L’application, qui se nomme Ethica, collecte les données de déplacement, mais aussi d’interactions sociales des citoyens souhaitant participer à la recherche. « Nous portons tous sur nous un téléphone portable bardé de capteurs, qui collecte sans arrêt des données », souligne le professeur agrégé à l’École de santé publique de l’UdeM Yan Kestens. Pour le chercheur du projet INTERACT, les téléphones intelligents constituent un outil tout désigné pour récolter des informations utiles au projet.
Une technologie de pointe
Une telle collecte de données nécessite l’utilisation de plusieurs algorithmes et de nombreuses techniques d’analyse qui font le lien entre environnement, comportement et santé. Les chercheurs du projet collaborent donc avec des informaticiens, dont certains de l’UdeM. « Nous travaillons également avec des chercheurs en intelligence artificielle pour créer des logiciels capables de détecter les modes de transport utilisés », précise M. Kestens.
Les données GPS et l’accéléromètre, à savoir le capteur mesurant le mouvement du téléphone et donc de la personne qui y est associée, permettent à l’application de fonctionner. « Nous sommes ainsi capables d’estimer le niveau d’activité physique, le niveau de sédentarité, les modes de transport et donc le type d’environnement », expose-t-il. Pour des résultats plus précis, le projet utilise parfois le sensedop, petit appareil se portant à la hanche, mis au point au centre de recherche de l’Université, comportant lui aussi un GPS et un accéléromètre.

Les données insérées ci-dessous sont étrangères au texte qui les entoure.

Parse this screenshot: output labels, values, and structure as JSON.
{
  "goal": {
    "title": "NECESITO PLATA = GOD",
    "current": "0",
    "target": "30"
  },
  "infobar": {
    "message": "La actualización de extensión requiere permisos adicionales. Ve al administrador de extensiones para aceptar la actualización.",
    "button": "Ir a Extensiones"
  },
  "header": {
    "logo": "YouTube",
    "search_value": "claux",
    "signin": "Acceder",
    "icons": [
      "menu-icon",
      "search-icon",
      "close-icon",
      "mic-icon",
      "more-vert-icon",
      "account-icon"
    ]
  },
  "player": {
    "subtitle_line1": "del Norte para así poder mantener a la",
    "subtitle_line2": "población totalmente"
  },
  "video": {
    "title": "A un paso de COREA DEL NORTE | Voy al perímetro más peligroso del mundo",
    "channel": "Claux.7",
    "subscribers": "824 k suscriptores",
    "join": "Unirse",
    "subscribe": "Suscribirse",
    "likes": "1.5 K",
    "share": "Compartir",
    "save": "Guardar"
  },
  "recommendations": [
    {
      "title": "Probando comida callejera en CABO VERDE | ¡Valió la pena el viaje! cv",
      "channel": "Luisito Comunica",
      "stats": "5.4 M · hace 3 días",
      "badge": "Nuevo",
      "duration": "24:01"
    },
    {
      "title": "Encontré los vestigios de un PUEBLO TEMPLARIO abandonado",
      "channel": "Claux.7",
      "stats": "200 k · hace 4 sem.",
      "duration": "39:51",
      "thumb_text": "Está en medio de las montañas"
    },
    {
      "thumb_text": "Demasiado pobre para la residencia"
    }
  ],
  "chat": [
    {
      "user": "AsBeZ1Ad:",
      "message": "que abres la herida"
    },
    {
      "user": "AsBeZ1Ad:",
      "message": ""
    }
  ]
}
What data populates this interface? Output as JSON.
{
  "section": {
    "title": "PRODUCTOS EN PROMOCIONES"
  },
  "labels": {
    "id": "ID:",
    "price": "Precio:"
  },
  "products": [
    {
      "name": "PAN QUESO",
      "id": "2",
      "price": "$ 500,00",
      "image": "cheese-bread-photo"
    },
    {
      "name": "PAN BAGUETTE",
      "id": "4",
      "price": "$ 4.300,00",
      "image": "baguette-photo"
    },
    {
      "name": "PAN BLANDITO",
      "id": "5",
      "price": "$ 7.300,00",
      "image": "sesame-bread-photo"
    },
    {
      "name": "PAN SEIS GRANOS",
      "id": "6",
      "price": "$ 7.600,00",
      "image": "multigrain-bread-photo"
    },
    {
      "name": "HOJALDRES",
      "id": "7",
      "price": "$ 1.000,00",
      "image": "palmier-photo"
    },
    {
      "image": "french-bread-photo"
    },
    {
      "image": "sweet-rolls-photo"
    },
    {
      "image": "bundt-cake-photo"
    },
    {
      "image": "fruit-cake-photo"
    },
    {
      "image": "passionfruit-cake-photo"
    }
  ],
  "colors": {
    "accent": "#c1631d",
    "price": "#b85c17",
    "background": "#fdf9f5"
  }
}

Se connecter pour la recherche
Près de 1 200 citoyens scientifiques de 18 ans et plus et aux profils variés participent au projet. « Notre objectif est de baser la recherche sur un échantillon de taille plus importante, pour aller chercher des données plus objectives, explique M. Kestens. Nous espérons arriver à au moins 3 000 citoyens scientifiques. » Si le projet est basé sur du bénévolat de la part des citadins, ceux qui s’inscrivent peuvent également gagner des prix sous la forme de bons d’achat.
Les citoyens scientifiques gardent l’application sur leur téléphone pendant 30 jours et doivent répondre à un certain nombre de questions. « Au début, on me demandait trois fois par jour si j’étais heureuse, s’amuse la participante à l’étude Caroline Cormier. Le fait de me le demander, ça m’a forcée à avoir un regard réflectif sur moi-même. »
C’est devenu, pour elle, un sujet de conversation. « Ça arrivait aux heures de repas, raconte celle qui enseigne la chimie au collégial. Je m’interrompais pour dire ?attendez, il faut que je regarde si je suis heureuse maintenant !? ».
Au fil du temps, Caroline a constaté que les questions sont devenues plus profondes et complexes. « J’ai l’impression qu’ils vont analyser ça pendant des années, ajoute-t-elle, en référence au nombre important de données recueillies. Ça va être très riche. »
Un partenariat engagé
Selon le responsable du secteur environnement urbain et santé à la Direction de la santé publique, Louis Drouin, le rôle de la santé publique est, entre autres, de collaborer avec des projets de recherche comme INTERACT.
« Améliorer l’activité physique de transport est une de nos priorités, raconte M. Drouin. Lorsqu’il [Yan Kestens] m’a parlé du projet, j’y ai tout de suite vu un partenariat essentiel à mettre en place, puisqu’il vise à évaluer les interventions urbaines pouvant favoriser la mobilité active. » Selon lui, ce type de partenariat avec la recherche donne également beaucoup de crédibilité aux résultats.
Depuis 2005, la Direction de la santé publique est en effet partenaire du plan de développement durable, avec la collectivité montréalaise.